Uit deze opdrachtbrieven komen de volgende wetsvoorstellen op het gebied van duurzame
mobiliteit naar voren:
• Het in de Europese Klimaatwet vastleggen van een Europees klimaatdoel voor 2040 van
netto-90% emissiereductie ten opzichte van 1990. Deze opdracht geeft de Commissievoorzitter
aan Eurocommissaris Hoekstra voor Schone Groei en Klimaat. Eerder schreef het kabinet
in reactie op de mededeling over een 2040 klimaatdoel voor wat betreft duurzame mobiliteit
dat het essentieel is dat de Commissie aanvullend beleid ontwikkelt om de ingroei
van emissievrije voertuigen te versnellen en afspraken maakt over de inzet van hernieuwbare
brandstoffen en over de noodzakelijke laad- en tankinfrastructuur. Het is hierbij
van belang dat mobiliteit betaalbaar blijft voor burgers en een Europees gelijk speelveld
voor het wegtransport wordt geborgd.1
• Clean Corporate Fleets (voorheen Greening Corporate Fleets), waarover uw Kamer eerder is geïnformeerd.2 De Commissievoorzitter geeft Eurocommissaris Tzitzikostas voor Duurzaam Vervoer en
Toerisme de opdracht om met een wetgevingsvoorstel te komen. Er is nog geen tijdspad
door de Commissie bevestigt.
Reeds aangekondigde nieuwe Commissievoorstellen
Op dit moment zijn er nog geen nieuwe Commissievoorstellen gepubliceerd gerelateerd
aan duurzame mobiliteit. Er lopen nog onderhandelingen over de CountEmissionsEU-verordening.3
Op 26 februari wordt de Clean Industrial Deal (CID) gepresenteerd. Naar verwachting zal dit een pakket van wetgeving, initiatieven
en strategie omvatten ter ondersteuning van het concurrentievermogen van de Europese
industrie.
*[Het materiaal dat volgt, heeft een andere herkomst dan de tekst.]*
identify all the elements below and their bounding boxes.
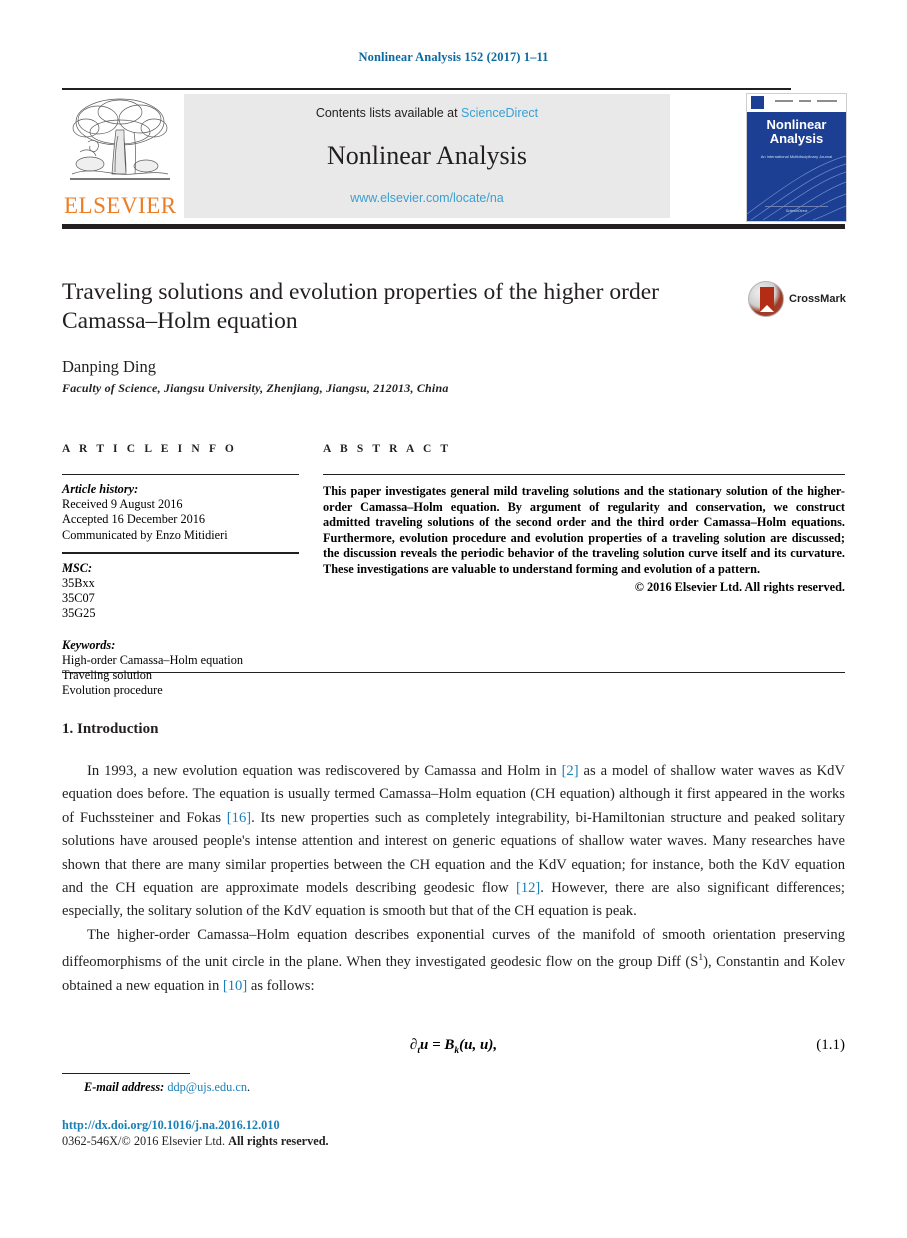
keywords-label: Keywords: [62,637,116,652]
msc-code-0: 35Bxx [62,576,95,591]
info-gap-1 [62,543,299,552]
cover-title-line1: Nonlinear [766,117,827,132]
tree-svg [70,98,170,180]
issn-copyright-line: 0362-546X/© 2016 Elsevier Ltd. All right… [62,1134,329,1149]
body-text: In 1993, a new evolution equation was re… [62,760,845,998]
doi-link[interactable]: http://dx.doi.org/10.1016/j.na.2016.12.0… [62,1118,280,1133]
info-section-bottom-rule [62,672,845,673]
elsevier-logo: ELSEVIER [64,94,176,218]
article-history-accepted: Accepted 16 December 2016 [62,512,206,527]
paper-page: Nonlinear Analysis 152 (2017) 1–11 ELSEV… [0,0,907,1238]
keyword-2: Evolution procedure [62,683,163,698]
article-history-received: Received 9 August 2016 [62,497,183,512]
crossmark-badge-group[interactable]: CrossMark [748,281,846,319]
email-link[interactable]: ddp@ujs.edu.cn [167,1080,247,1094]
article-info-rule-middle [62,551,299,554]
author-name: Danping Ding [62,357,156,376]
crossmark-icon[interactable] [748,281,784,317]
keyword-1: Traveling solution [62,668,153,683]
equation-1-1: ∂tu = Bk(u, u), [62,1037,845,1056]
citation-ref-16[interactable]: [16] [227,810,251,826]
abstract-copyright: © 2016 Elsevier Ltd. All rights reserved… [634,579,845,594]
running-head: Nonlinear Analysis 152 (2017) 1–11 [358,50,549,64]
footnote-separator-rule [62,1073,190,1074]
cover-dash-3 [817,100,837,102]
footnote-email: E-mail address: ddp@ujs.edu.cn. [84,1080,250,1095]
email-label: E-mail address: [84,1080,165,1094]
journal-title: Nonlinear Analysis [326,141,528,170]
contents-prefix: Contents lists available at [315,106,462,120]
msc-group: MSC: 35Bxx 35C07 35G25 [62,561,299,622]
equation-tail: (u, u), [459,1037,498,1053]
banner-bottom-rule [62,224,845,229]
abstract-body: This paper investigates general mild tra… [323,484,845,576]
article-history-label: Article history: [62,482,139,496]
msc-label: MSC: [62,560,93,575]
equation-number: (1.1) [816,1037,845,1053]
cover-title-line2: Analysis [769,131,824,146]
msc-code-2: 35G25 [62,606,96,621]
citation-ref-2[interactable]: [2] [562,763,579,779]
abstract-heading: A B S T R A C T [323,443,452,455]
journal-cover-thumbnail[interactable]: Nonlinear Analysis An International Mult… [746,93,847,222]
article-info-heading: A R T I C L E I N F O [62,443,237,455]
crossmark-notch-shape [760,305,774,312]
elsevier-tree-icon [68,94,172,190]
cover-dash-2 [799,100,811,102]
paragraph-2: The higher-order Camassa–Holm equation d… [62,924,845,998]
cover-footer: ScienceDirect [765,206,828,213]
issn-prefix: 0362-546X/© 2016 Elsevier Ltd. [62,1134,229,1148]
page-title: Traveling solutions and evolution proper… [62,279,659,334]
keywords-group: Keywords: High-order Camassa–Holm equati… [62,638,299,699]
article-history-group: Article history: Received 9 August 2016 … [62,482,299,543]
article-history-communicated: Communicated by Enzo Mitidieri [62,527,228,542]
cover-masthead [747,94,846,112]
crossmark-label: CrossMark [789,293,846,305]
elsevier-wordmark: ELSEVIER [64,193,177,218]
abstract-rule [323,474,845,475]
cover-title: Nonlinear Analysis [747,118,846,146]
equation-1-1-row: ∂tu = Bk(u, u), (1.1) [62,1037,845,1056]
journal-homepage-link[interactable]: www.elsevier.com/locate/na [184,191,670,205]
banner-center-panel: Contents lists available at ScienceDirec… [184,94,670,218]
abstract-column: A B S T R A C T This paper investigates … [323,443,845,595]
title-block: Traveling solutions and evolution proper… [62,278,722,336]
journal-banner: ELSEVIER Contents lists available at Sci… [62,88,847,229]
sciencedirect-link[interactable]: ScienceDirect [461,106,538,120]
issn-rights: All rights reserved. [228,1134,329,1148]
cover-elsevier-mark [751,96,764,109]
banner-top-rule [62,88,791,90]
section-heading-introduction: 1. Introduction [62,721,159,737]
citation-ref-12[interactable]: [12] [516,880,540,896]
article-info-rule-top [62,474,299,475]
cover-dash-1 [775,100,793,102]
equation-body: u = B [419,1037,455,1053]
paragraph-1: In 1993, a new evolution equation was re… [62,760,845,924]
keyword-0: High-order Camassa–Holm equation [62,652,243,667]
msc-code-1: 35C07 [62,591,95,606]
email-suffix: . [247,1080,251,1094]
p1-part-a: In 1993, a new evolution equation was re… [87,763,562,779]
contents-available-line: Contents lists available at ScienceDirec… [184,106,670,120]
p2-part-c: as follows: [247,977,315,994]
info-gap-2 [62,622,299,631]
article-info-column: A R T I C L E I N F O Article history: R… [62,443,299,698]
citation-ref-10[interactable]: [10] [223,978,247,994]
cover-subtitle: An International Multidisciplinary Journ… [760,154,833,159]
author-affiliation: Faculty of Science, Jiangsu University, … [62,381,449,395]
De CID zal onder andere gericht zijn op innovatie, decarbonisatie en externe
betrekkingen. Door dit pakket op 26 februari te presenteren, willigt de Commissievoorzitter
een belofte in om in de eerste honderd dagen na de benoeming van de nieuwe Commissie
met een actieplan te komen voor de verduurzaming en investeringen in de EU-industrie.
Voor duurzame mobiliteit is deze Clean Industrial Deal relevant, omdat hier mogelijk meer informatie zal volgen over het aangekondigde EU Automotive Industrial Action Plan van de Commissie. Dit laatstgenoemde Action Plan moet bestaande zorgen wegnemen over de problemen waarmee de Europese auto-industrie
aangeeft te kampen en in staat stellen de gestelde doelen ten aanzien van duurzame
mobiliteit te behalen. Daarnaast heeft de Commissievoorzitter aangekondigd een strategische
dialoog met de auto-industrie op te zetten.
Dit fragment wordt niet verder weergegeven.